When former Vice-President Al Gore wrote his critical analysis of American thought in 2007 who could have known that three years later the "assault on reason" he described would be in full bloom. In his book, Assault On Reason Gore argues that rational thought in our political and social arenas is being sidelined by more emotional string pulls: fear and faith.
Gore summarizes reason as the ability to measure and compare all ideas -- to give each notion a fair hearing and discard those that don't make much sense for society and us as individuals -- it is the concept of the "Marketplace of Ideas." John Stuart Mill is widely cited as the founder of this philosophy. And, it is the bases for what we in America call "Freedom of Speech." In the end, rational people will eventually dismiss any use of bad ideas and bad policy.
But what happens when those making the decision on which ideas to keep and discard are not rational, at all. What happens then?
We might just find out, on election night this November. Even a cursory glance across the country at the caliber of candidates running for elected office this year will give anyone a plentiful basket of examples of irrational thoughts being presented within the marketplace.
One candidate believes that the Civil Rights Act of 1964 is unconstitutional because in his view it wasn't an attempt to enforce the 14th and 15th Amendments, it was an intrusion on private enterprise. Another candidate believes not only is unemployment insurance unconstitutional -- but so is the minimum wage and any regulation that hinders businesses from abusing employees to maximize their own profits. Yet another candidate believes the Second Amendment provides citizens the right to use firearms to remedy Congressional votes they may disagree with. Another example is the view held by a number of candidates that birth control pills in essentially murder.
On any other day one might be able to ignore these positions as extreme and outside the mainstream of rational thought. But not this time. A number of these political candidates have not only won their political party's often partisan primary elections but are competitive if not leading in general election polls. These once so extreme views that they could be firmly be called on the fringe have landed in the middle of the road and could end up with a seat at the policy making tables on Capitol Hill.
How have these ideas become acceptable in the marketplace that Mill so grandly described? Quite simply because rational people are no longer deciding what stays and what goes. Fear -- fear of loss of livelihood in the form of unemployment and foreclosures; fear of a changing world -- a world that is smaller, less white and more competitive with our children is the predominant reason. But faith -- our retrenching into our own religious ethos and people's ability to use that faith to influence our motivations -- is fogging the lens as well.

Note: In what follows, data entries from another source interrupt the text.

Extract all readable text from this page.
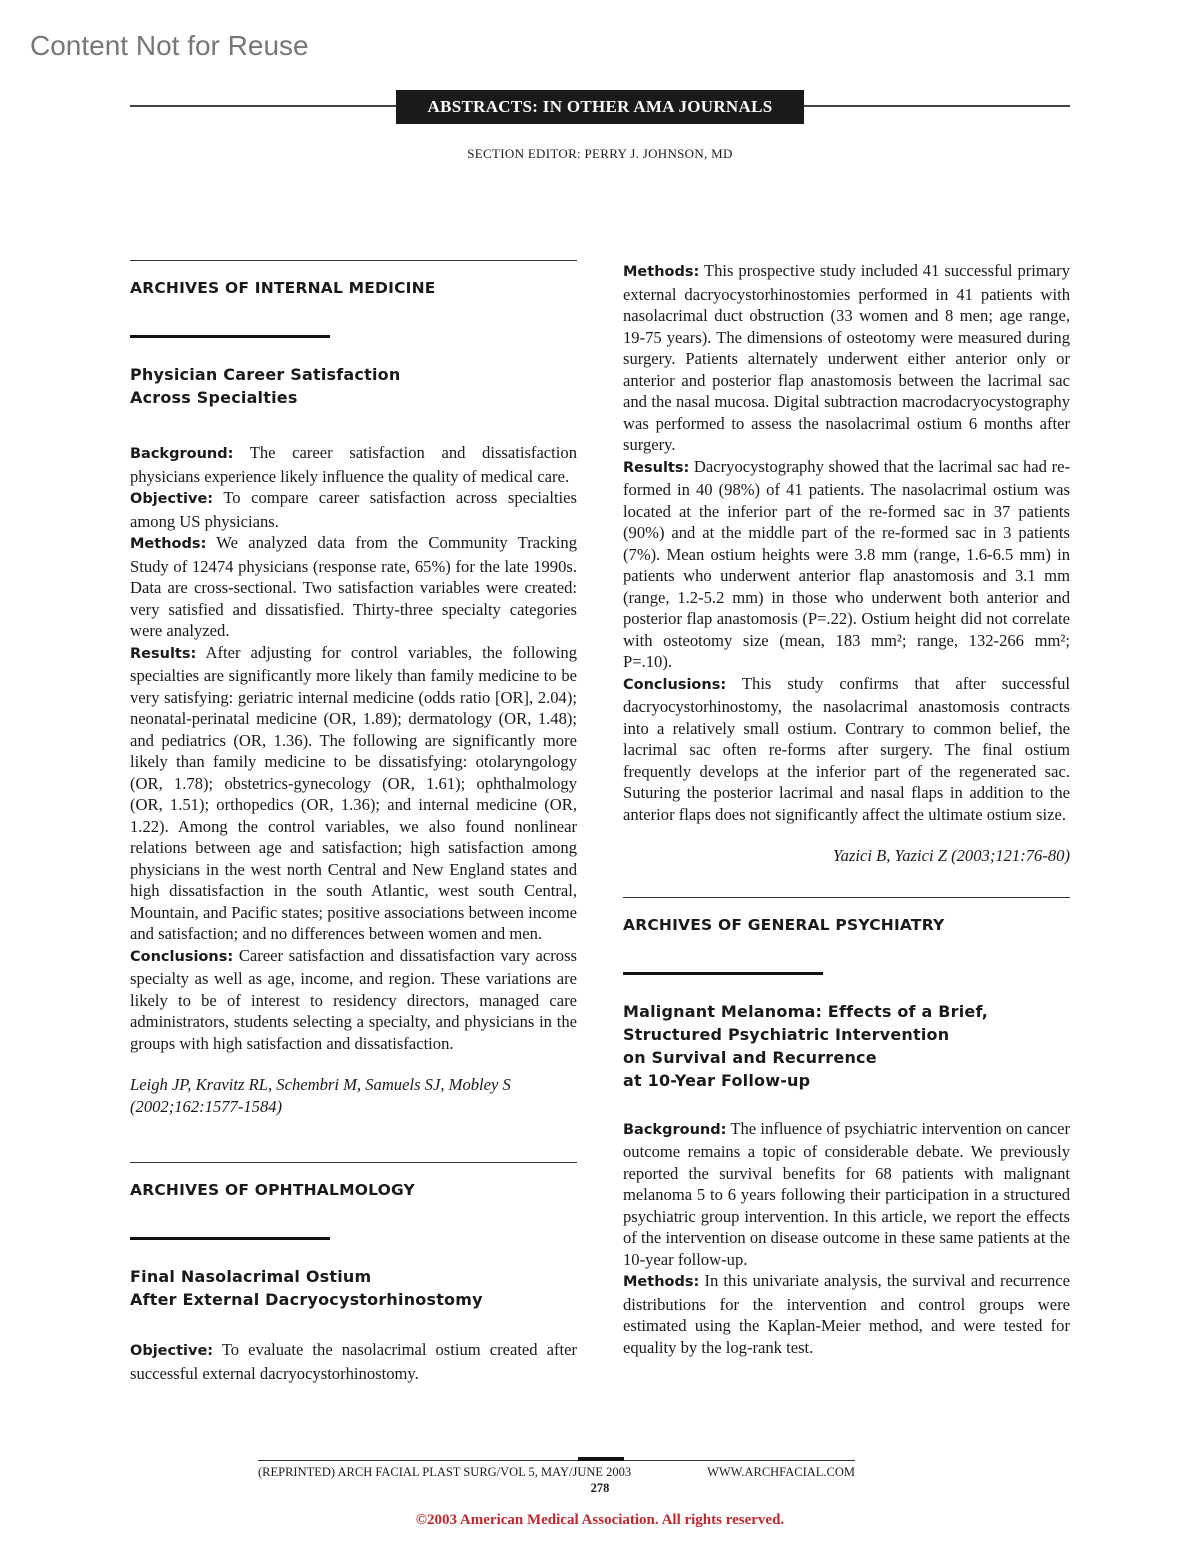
Content Not for Reuse
ABSTRACTS: IN OTHER AMA JOURNALS
SECTION EDITOR: PERRY J. JOHNSON, MD
ARCHIVES OF INTERNAL MEDICINE
Physician Career Satisfaction
Across Specialties

Background: The career satisfaction and dissatisfaction physicians experience likely influence the quality of medical care.

Objective: To compare career satisfaction across specialties among US physicians.

Methods: We analyzed data from the Community Tracking Study of 12474 physicians (response rate, 65%) for the late 1990s. Data are cross-sectional. Two satisfaction variables were created: very satisfied and dissatisfied. Thirty-three specialty categories were analyzed.

Results: After adjusting for control variables, the following specialties are significantly more likely than family medicine to be very satisfying: geriatric internal medicine (odds ratio [OR], 2.04); neonatal-perinatal medicine (OR, 1.89); dermatology (OR, 1.48); and pediatrics (OR, 1.36). The following are significantly more likely than family medicine to be dissatisfying: otolaryngology (OR, 1.78); obstetrics-gynecology (OR, 1.61); ophthalmology (OR, 1.51); orthopedics (OR, 1.36); and internal medicine (OR, 1.22). Among the control variables, we also found nonlinear relations between age and satisfaction; high satisfaction among physicians in the west north Central and New England states and high dissatisfaction in the south Atlantic, west south Central, Mountain, and Pacific states; positive associations between income and satisfaction; and no differences between women and men.

Conclusions: Career satisfaction and dissatisfaction vary across specialty as well as age, income, and region. These variations are likely to be of interest to residency directors, managed care administrators, students selecting a specialty, and physicians in the groups with high satisfaction and dissatisfaction.

Leigh JP, Kravitz RL, Schembri M, Samuels SJ, Mobley S (2002;162:1577-1584)
ARCHIVES OF OPHTHALMOLOGY
Final Nasolacrimal Ostium
After External Dacryocystorhinostomy

Objective: To evaluate the nasolacrimal ostium created after successful external dacryocystorhinostomy.

Methods: This prospective study included 41 successful primary external dacryocystorhinostomies performed in 41 patients with nasolacrimal duct obstruction (33 women and 8 men; age range, 19-75 years). The dimensions of osteotomy were measured during surgery. Patients alternately underwent either anterior only or anterior and posterior flap anastomosis between the lacrimal sac and the nasal mucosa. Digital subtraction macrodacryocystography was performed to assess the nasolacrimal ostium 6 months after surgery.

Results: Dacryocystography showed that the lacrimal sac had re-formed in 40 (98%) of 41 patients. The nasolacrimal ostium was located at the inferior part of the re-formed sac in 37 patients (90%) and at the middle part of the re-formed sac in 3 patients (7%). Mean ostium heights were 3.8 mm (range, 1.6-6.5 mm) in patients who underwent anterior flap anastomosis and 3.1 mm (range, 1.2-5.2 mm) in those who underwent both anterior and posterior flap anastomosis (P=.22). Ostium height did not correlate with osteotomy size (mean, 183 mm²; range, 132-266 mm²; P=.10).

Conclusions: This study confirms that after successful dacryocystorhinostomy, the nasolacrimal anastomosis contracts into a relatively small ostium. Contrary to common belief, the lacrimal sac often re-forms after surgery. The final ostium frequently develops at the inferior part of the regenerated sac. Suturing the posterior lacrimal and nasal flaps in addition to the anterior flaps does not significantly affect the ultimate ostium size.

Yazici B, Yazici Z (2003;121:76-80)
ARCHIVES OF GENERAL PSYCHIATRY
Malignant Melanoma: Effects of a Brief,
Structured Psychiatric Intervention
on Survival and Recurrence
at 10-Year Follow-up

Background: The influence of psychiatric intervention on cancer outcome remains a topic of considerable debate. We previously reported the survival benefits for 68 patients with malignant melanoma 5 to 6 years following their participation in a structured psychiatric group intervention. In this article, we report the effects of the intervention on disease outcome in these same patients at the 10-year follow-up.

Methods: In this univariate analysis, the survival and recurrence distributions for the intervention and control groups were estimated using the Kaplan-Meier method, and were tested for equality by the log-rank test.

(REPRINTED) ARCH FACIAL PLAST SURG/VOL 5, MAY/JUNE 2003	WWW.ARCHFACIAL.COM
278
©2003 American Medical Association. All rights reserved.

In short, Mill counted on people to act rationally for the marketplace of ideas to work. He miscalculated that rational thought was more powerful than emotion.
Emotional responses to political decisions have historically had disastrous conclusions. The rise of Nazism in Germany, the imprisonment of Japanese Americans after Pearl Harbor, the reversal of post-Reconstruction laws given rise to Black Codes and Jim Crow. History is full of examples of how irrational people have conducted irrational actions.

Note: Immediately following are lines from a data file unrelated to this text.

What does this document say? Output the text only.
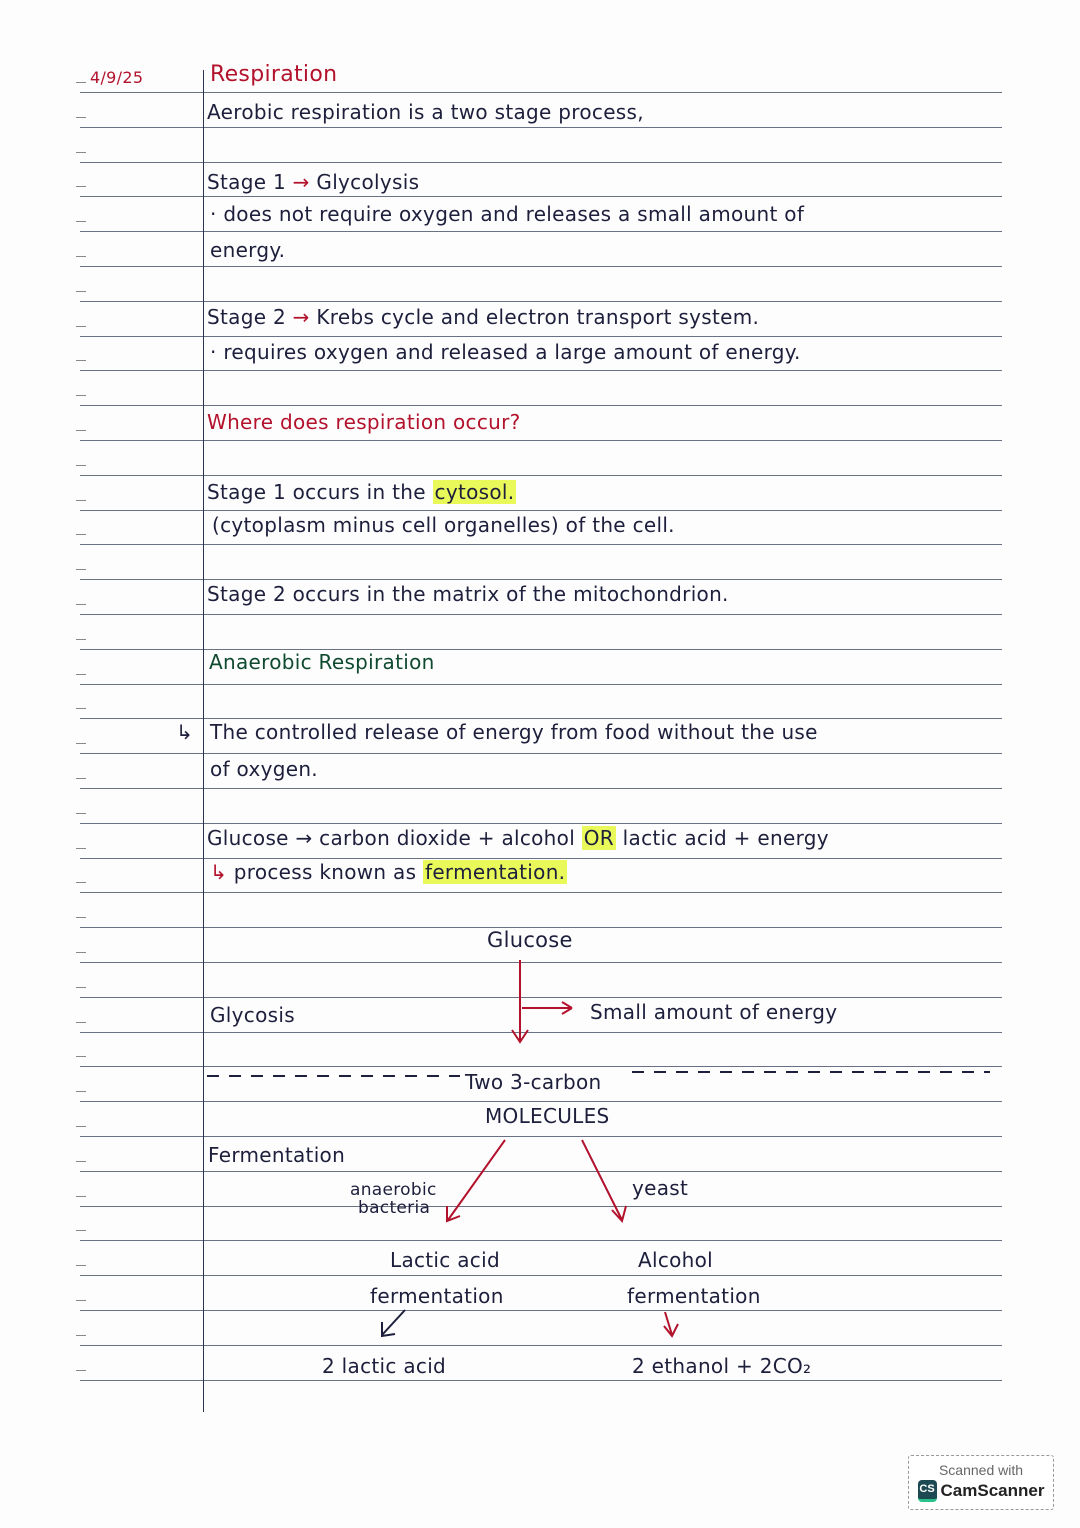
4/9/25	Respiration
Aerobic respiration is a two stage process,
Stage 1 → Glycolysis
· does not require oxygen and releases a small amount of
energy.
Stage 2 → Krebs cycle and electron transport system.
· requires oxygen and released a large amount of energy.
Where does respiration occur?
Stage 1 occurs in the cytosol.
(cytoplasm minus cell organelles) of the cell.
Stage 2 occurs in the matrix of the mitochondrion.
Anaerobic Respiration
↳ The controlled release of energy from food without the use
of oxygen.
Glucose → carbon dioxide + alcohol OR lactic acid + energy
↳ process known as fermentation.
Glucose
Glycosis	Small amount of energy
Two 3-carbon
MOLECULES
Fermentation
anaerobic
bacteria
yeast
Lactic acid
fermentation
Alcohol
fermentation
2 lactic acid	2 ethanol + 2CO₂
Scanned with
CS CamScanner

Another example came into the light this week. Susan M. Reverby, professor in the History of Ideas and Professor of Women’s and Gender Studies at Wellesley College uncovered a two year experiment conducted by U.S. government paid doctors to infect Guatemalans with Syphilis from 1946 to 1948. The reason the U.S. government purposely gave scores of Guatemalans an infectious disease? To test how penicillin works in the human body.

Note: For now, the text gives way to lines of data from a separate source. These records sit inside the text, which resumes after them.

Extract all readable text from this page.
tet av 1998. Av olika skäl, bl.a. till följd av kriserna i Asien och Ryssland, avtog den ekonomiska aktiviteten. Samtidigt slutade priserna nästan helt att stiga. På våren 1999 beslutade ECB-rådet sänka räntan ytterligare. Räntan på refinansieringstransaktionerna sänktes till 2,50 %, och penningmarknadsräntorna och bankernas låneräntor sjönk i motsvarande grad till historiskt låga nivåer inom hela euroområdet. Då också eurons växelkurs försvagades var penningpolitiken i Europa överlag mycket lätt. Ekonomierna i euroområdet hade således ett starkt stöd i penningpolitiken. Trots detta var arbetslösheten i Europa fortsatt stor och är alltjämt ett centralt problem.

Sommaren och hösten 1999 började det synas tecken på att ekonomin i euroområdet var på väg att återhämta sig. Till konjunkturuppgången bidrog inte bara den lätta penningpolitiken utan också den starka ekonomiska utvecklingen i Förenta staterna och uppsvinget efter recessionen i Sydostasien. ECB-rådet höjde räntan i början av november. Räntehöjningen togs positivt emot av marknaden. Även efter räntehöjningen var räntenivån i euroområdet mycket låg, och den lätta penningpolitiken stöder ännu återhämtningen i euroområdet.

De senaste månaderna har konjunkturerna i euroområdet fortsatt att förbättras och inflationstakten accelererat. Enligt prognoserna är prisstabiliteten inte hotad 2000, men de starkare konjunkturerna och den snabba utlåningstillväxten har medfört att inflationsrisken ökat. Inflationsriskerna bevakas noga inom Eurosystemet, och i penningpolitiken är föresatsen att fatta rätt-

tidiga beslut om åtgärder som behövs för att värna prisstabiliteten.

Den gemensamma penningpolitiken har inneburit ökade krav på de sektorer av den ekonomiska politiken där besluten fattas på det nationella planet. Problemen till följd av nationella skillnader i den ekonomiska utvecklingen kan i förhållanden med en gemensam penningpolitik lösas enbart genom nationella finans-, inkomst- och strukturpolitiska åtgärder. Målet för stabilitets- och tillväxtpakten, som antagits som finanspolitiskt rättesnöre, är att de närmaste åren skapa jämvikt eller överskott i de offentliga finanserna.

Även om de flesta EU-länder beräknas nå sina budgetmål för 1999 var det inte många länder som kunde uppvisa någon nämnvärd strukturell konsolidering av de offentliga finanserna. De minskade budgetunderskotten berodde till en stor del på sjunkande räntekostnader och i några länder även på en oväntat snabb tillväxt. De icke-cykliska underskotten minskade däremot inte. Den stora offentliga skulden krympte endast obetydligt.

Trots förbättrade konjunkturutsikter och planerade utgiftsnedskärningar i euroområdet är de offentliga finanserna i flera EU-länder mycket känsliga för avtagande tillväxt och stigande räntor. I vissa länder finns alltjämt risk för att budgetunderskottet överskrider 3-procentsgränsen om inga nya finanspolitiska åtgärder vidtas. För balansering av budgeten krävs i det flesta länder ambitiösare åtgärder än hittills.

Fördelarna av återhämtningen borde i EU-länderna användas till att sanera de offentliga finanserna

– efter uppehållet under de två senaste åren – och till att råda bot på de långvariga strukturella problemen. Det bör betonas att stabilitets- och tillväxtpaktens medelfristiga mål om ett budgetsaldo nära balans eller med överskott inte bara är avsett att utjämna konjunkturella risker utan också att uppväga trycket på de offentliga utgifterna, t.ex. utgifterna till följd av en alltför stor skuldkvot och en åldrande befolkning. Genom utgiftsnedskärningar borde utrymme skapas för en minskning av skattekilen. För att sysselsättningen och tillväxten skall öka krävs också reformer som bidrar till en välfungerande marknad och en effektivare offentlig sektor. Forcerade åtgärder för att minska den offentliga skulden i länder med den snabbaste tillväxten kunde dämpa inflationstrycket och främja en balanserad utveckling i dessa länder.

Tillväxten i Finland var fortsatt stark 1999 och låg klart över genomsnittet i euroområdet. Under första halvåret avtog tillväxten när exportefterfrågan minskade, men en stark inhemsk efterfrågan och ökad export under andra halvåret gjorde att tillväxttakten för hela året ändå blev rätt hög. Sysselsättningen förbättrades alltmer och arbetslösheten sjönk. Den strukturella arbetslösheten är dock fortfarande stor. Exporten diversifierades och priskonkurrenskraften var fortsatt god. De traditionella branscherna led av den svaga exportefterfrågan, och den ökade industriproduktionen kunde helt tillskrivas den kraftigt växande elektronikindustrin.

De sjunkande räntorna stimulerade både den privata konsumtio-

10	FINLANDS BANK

If this story sounds familiar, that's because it is. The same doctor Dr. John Cutler was also one of the lead researchers in Tuskegee, when the government decided not to treat African-American men who already were infected with syphilis even though for 40 years the men thought they were getting the best medical treatment possible.
Both of these incidents have garnered an apology from the United States government. Secretary of State Hiliary Clinton when the Guatemala Test was made public called the experiment unethical, saying "Although these events occurred more than 64 years ago, we are outraged that such reprehensible research could have occurred under the guise of public health. We deeply regret that it happened."
That is the right stance, but it doesn't address the real issue. Why did it happen?
When rational thought is dismissed, when the assault on reason is so effective what occurred in Tuskeegee, Alabama and Guatemala is inevitable. A decision based on reason and not fear would have prevented these experiments.
And that brings us to a question for those in the electorate who still hold a residue of reason; who they themselves are afraid of how the economy is functioning and how the world is evolving; who they themselves say a little prayer for the safety of their futures and their children's future; but, somehow can still see things rationally.
If you don't protect our futures from the assault on reason, what will be the incident the government will have to apologize for next?